“At times in the past, have I said things that I should not have said?” he told reporters Wednesday. “Absolutely. That’s what I’m saying today.”
When a reporter asked if the governor was in love with the adviser he’s rumored to have had an affair with, Bentley said this:
“I love many members of my staff, in fact, all the members of my staff. Do I love some more than others, absolutely.”
And when a reporter asked if that taped phone conversation was the only instance of wrong behavior, Bentley said: “No.”
Let’s be absolutely clear by noting that the governor denies he had or is having an affair with his chief adviser, Rebekah Caldwell Mason, who is married. On Wednesday, Bentley apologized for “any conversations and behavior that was inappropriate.”
But it’s hard not to hear his explanations as the story unravels and ask whether the governor is telling the whole truth.
The way in which this drama is unfolding, quite frankly, doesn’t help Team Bentley's argument that the affair allegations are simply a piece of fiction conjured by a spurned friend.
Things first blew open Tuesday night when Alabama’s former top cop, whom Bentley fired earlier in the day, called AL.com and said he could prove Bentley was having that long-rumored affair with Mason.
The details Spencer Collier shared sounded like something out of a Hollywood political thriller: Furtive glances at just the right time of the governor’s cellphone, secretly recorded audio tapes by distressed family members, a friendship gone awry.
At first, Bentley’s office pointed to past stories in which Bentley called the affair rumors “ridiculous.” The rumors became prominent in Alabama when his wife of 50 years, Dianne Bentley, filed for divorce in 2015. Bentley told AL.com he was caught off-guard by the divorce.
But Bentley has now been forced to address the secret audio recordings of himself talking on the phone to a woman he called Rebekah as local media published them.

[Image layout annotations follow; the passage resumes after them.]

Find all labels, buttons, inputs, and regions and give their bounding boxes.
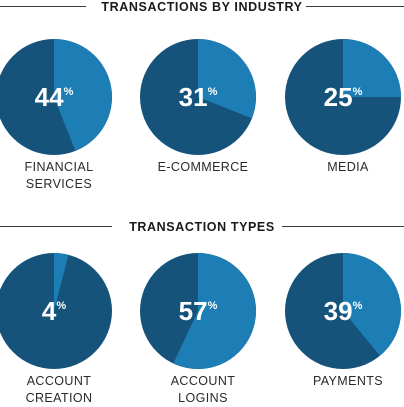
- pie-value-unit: %: [56, 300, 66, 312]
- pie-svg: 25%: [285, 39, 401, 155]
- pie-slice-value: [343, 253, 401, 356]
- pie-chart: 57% ACCOUNT LOGINS: [138, 251, 268, 405]
- pie-category-label-line: MEDIA: [327, 160, 369, 174]
- title-rule-right: [306, 6, 404, 7]
- title-rule-right: [282, 226, 404, 227]
- pie-chart: 39% PAYMENTS: [283, 251, 404, 388]
- title-rule-left: [0, 226, 112, 227]
- pie-svg: 57%: [140, 253, 256, 369]
- pie-value-label: 57%: [179, 296, 218, 326]
- pie-slice-value: [54, 39, 113, 151]
- pie-value-number: 57: [179, 296, 208, 326]
- pie-category-label-line: LOGINS: [178, 391, 228, 405]
- section-title-types: TRANSACTION TYPES: [0, 220, 404, 234]
- pie-value-number: 4: [42, 296, 57, 326]
- pie-value-label: 44%: [35, 82, 74, 112]
- pie-svg: 4%: [0, 253, 112, 369]
- pie-value-label: 31%: [179, 82, 218, 112]
- pie-category-label: PAYMENTS: [273, 373, 404, 390]
- pie-chart: 44% FINANCIAL SERVICES: [0, 37, 124, 191]
- pie-value-label: 4%: [42, 296, 66, 326]
- pie-value-number: 25: [324, 82, 353, 112]
- pie-category-label-line: FINANCIAL: [24, 160, 94, 174]
- pie-slice-remainder: [0, 253, 112, 369]
- pie-chart: 31% E-COMMERCE: [138, 37, 268, 174]
- pie-category-label-line: ACCOUNT: [170, 374, 236, 388]
- pie-category-label: E-COMMERCE: [128, 159, 278, 176]
- pie-category-label-line: E-COMMERCE: [157, 160, 249, 174]
- pie-category-label: ACCOUNT LOGINS: [128, 373, 278, 407]
- pie-value-label: 25%: [324, 82, 363, 112]
- pie-value-unit: %: [64, 86, 74, 98]
- pie-chart: 25% MEDIA: [283, 37, 404, 174]
- section-title-industry: TRANSACTIONS BY INDUSTRY: [0, 0, 404, 14]
- pie-svg: 39%: [285, 253, 401, 369]
- pie-category-label-line: ACCOUNT: [26, 374, 92, 388]
- section-title-text: TRANSACTION TYPES: [129, 220, 275, 234]
- pie-chart: 4% ACCOUNT CREATION: [0, 251, 124, 405]
- pie-slice-value: [343, 39, 401, 97]
- pie-category-label-line: SERVICES: [25, 177, 93, 191]
- pie-svg: 31%: [140, 39, 257, 155]
- pie-value-number: 44: [35, 82, 64, 112]
- pie-slice-value: [54, 253, 69, 311]
- pie-value-unit: %: [353, 86, 363, 98]
- pie-category-label: ACCOUNT CREATION: [0, 373, 134, 407]
- pie-value-unit: %: [208, 86, 218, 98]
- pie-category-label: FINANCIAL SERVICES: [0, 159, 134, 193]
- pie-value-unit: %: [353, 300, 363, 312]
- pie-category-label-line: CREATION: [25, 391, 93, 405]
- pie-value-label: 39%: [324, 296, 363, 326]
- pie-value-number: 39: [324, 296, 353, 326]
- pie-category-label-line: PAYMENTS: [312, 374, 384, 388]
- pie-slice-value: [198, 39, 257, 119]
- pie-category-label: MEDIA: [273, 159, 404, 176]
- pie-value-number: 31: [179, 82, 208, 112]
- pie-value-unit: %: [208, 300, 218, 312]
- pie-slice-value: [173, 253, 256, 369]
- pie-svg: 44%: [0, 39, 113, 155]
- title-rule-left: [0, 6, 86, 7]
- section-title-text: TRANSACTIONS BY INDUSTRY: [101, 0, 303, 14]
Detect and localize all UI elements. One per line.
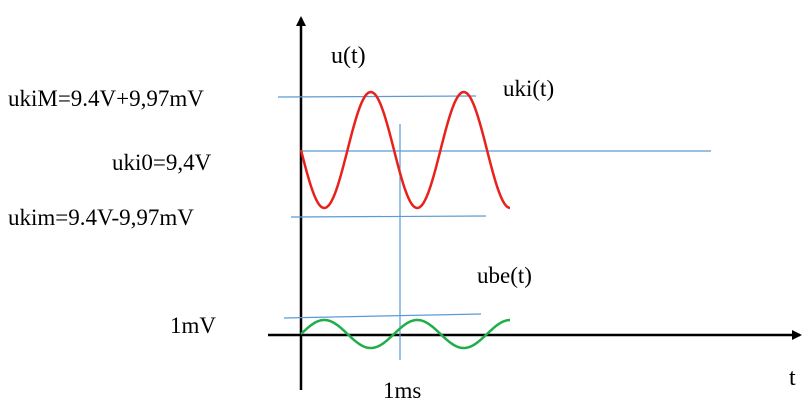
uki-dc-label: uki0=9,4V [112,150,212,175]
y-axis-label: u(t) [331,43,366,69]
uki-signal-label: uki(t) [503,76,554,101]
ube-amp-guide-line [283,313,482,319]
uki-waveform [299,90,511,210]
uki-min-guide-line [290,215,487,218]
ube-signal-label: ube(t) [477,263,532,288]
time-mark-label: 1ms [383,378,421,401]
ube-waveform [300,318,511,350]
uki-min-label: ukim=9.4V-9,97mV [8,205,194,230]
x-axis-label: t [789,365,796,391]
ube-amp-label: 1mV [170,313,216,338]
uki-max-label: ukiM=9.4V+9,97mV [8,86,204,111]
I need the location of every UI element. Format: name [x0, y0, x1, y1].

The recordings, made by family members trying to ascertain the nature of Bentley’s relationship with his top adviser, lend plenty of credence to Collier’s claims. Among the things you can hear Bentley saying:
“Baby, let me know what I am going to do when I start locking the door. If we are going to do what we did the other day, we are going to have to start locking the door.”“You know I just I worry about sometimes I love so you much. I worry about loving you so much.”
Mason released a statement saying Collier's accusations are “clear, demonstrated gender bias.” She added: “There is no way that man would have said what he did today about another man.”
Bentley, 73, is not known for generating salacious headlines. He’s in the middle of his second four-year term as governor. In 2014’s reelection race, he won the largest percentage of the vote (63 percent) of any modern-day Republican governor in Alabama. He’s also a deacon and Sunday school teacher at First Baptist Church of Tuscaloosa, a reputation he’s leaned on heavily.
It’s likely there are a few more twists and turns left in this story. How Bentley responds to them could determine whether he’s known in Alabama as a popular, conservative Christian governor who made a mistake, or yet another politician to fall from grace.